Rowan Atkinson gets top-billing in this carefully paced black comedy, but the film really belongs to two of England’s finest women actors of the moment: Maggie Smith and Kristin Scott Thomas. It is their performances, rather than the mannered English humour, that make this film worth seeing.
Scott Thomas is Gloria, the frustrated wife of a vicar – the Reverend Walter Goodfellow – noticeably underplayed by Atkinson. Gloria is in search of a good night’s sleep or a good night’s hanky-panky. Anything would do in the genteel backwater village of Little Wallop, population 57. Gloria is struggling with her introverted young son, who has problems making friends with the other boys, and her promiscuous teenage daughter who definitely doesn’t. With no support from the hapless and inattentive Walter, Gloria is about to take matters into her own hands with her horribly lascivious American golf coach (nicely overdone by Patrick Swayze) when the new housekeeper Grace (Maggie Smith) arrives. She brings with her a suspiciously large trunk and a wicked glint in the personality profile. Let the dark games begin.

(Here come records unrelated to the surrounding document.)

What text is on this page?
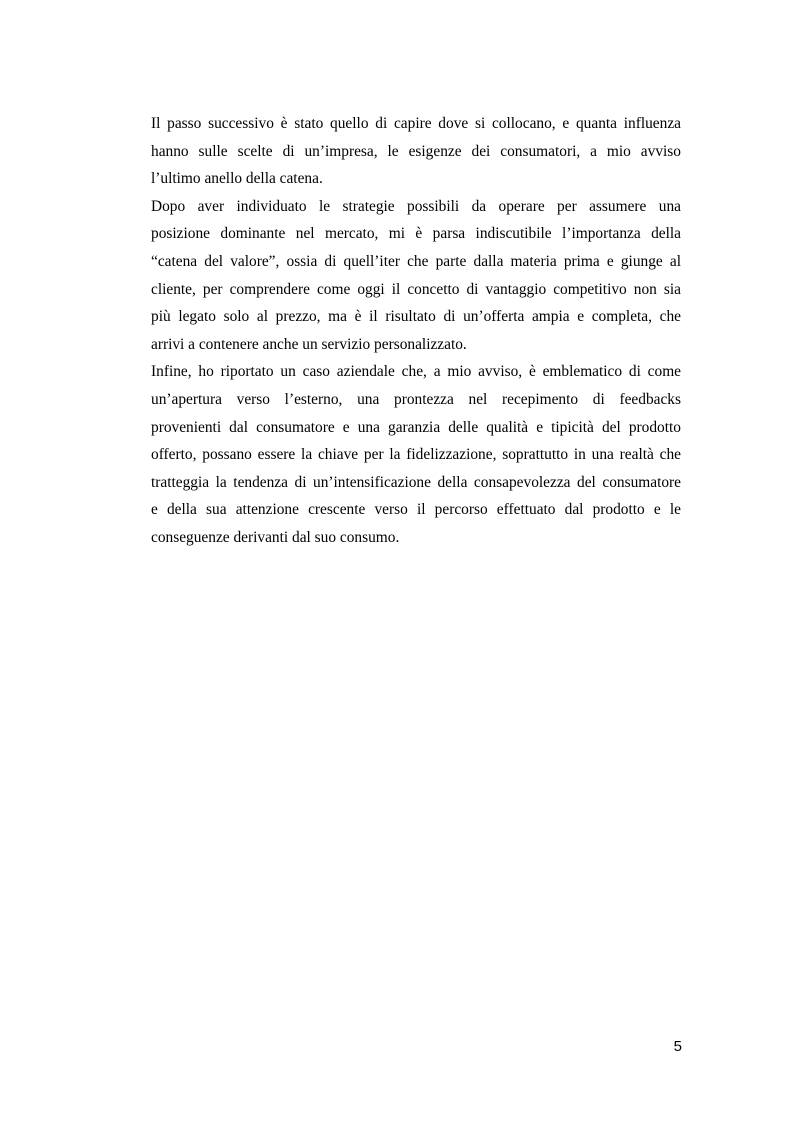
Il passo successivo è stato quello di capire dove si collocano, e quanta influenza
hanno sulle scelte di un’impresa, le esigenze dei consumatori, a mio avviso
l’ultimo anello della catena.
Dopo aver individuato le strategie possibili da operare per assumere una
posizione dominante nel mercato, mi è parsa indiscutibile l’importanza della
“catena del valore”, ossia di quell’iter che parte dalla materia prima e giunge al
cliente, per comprendere come oggi il concetto di vantaggio competitivo non sia
più legato solo al prezzo, ma è il risultato di un’offerta ampia e completa, che
arrivi a contenere anche un servizio personalizzato.
Infine, ho riportato un caso aziendale che, a mio avviso, è emblematico di come
un’apertura verso l’esterno, una prontezza nel recepimento di feedbacks
provenienti dal consumatore e una garanzia delle qualità e tipicità del prodotto
offerto, possano essere la chiave per la fidelizzazione, soprattutto in una realtà che
tratteggia la tendenza di un’intensificazione della consapevolezza del consumatore
e della sua attenzione crescente verso il percorso effettuato dal prodotto e le
conseguenze derivanti dal suo consumo.
5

Keeping Mum doesn’t completely break the prolonged drought of quality comedy we seem to be in the midst of, but it will bring a contented shower of smiles for those who appreciate a high quality cast at work. It has been likened to classic Ealing comedies such as The Ladykillers and Kind Hearts & Coronets, but Director Niall Johnson, who also co-wrote the screenplay, steers the film well away from farce. With the exception of Swayze, who is given some license to ham, the cast play their parts straight. This is the territory where Scott Thomas excels, and her portrayal of the fed-up wife and mother, reduced to muttering and cursing under a stiff-upper lip, is unbeatable. The naturalistic tone does make some of the darker misfortunes that fall on those around the dysfunctional Goodfellow family hard to laugh at, but with Smith & Scott Thomas in fine form, this can easily be forgiven. Not so with the choice of ending, where Johnson is found guilty of spoiling the otherwise neatly constrained story with a cheap and ultimately unnecessary tying up of loose ends.
Don’t expect Rowan Atkinson in full Bean or Blackadder flight: this is much more delicate Country Life comeuppance at the hands of a deliciously dark fairy godmother.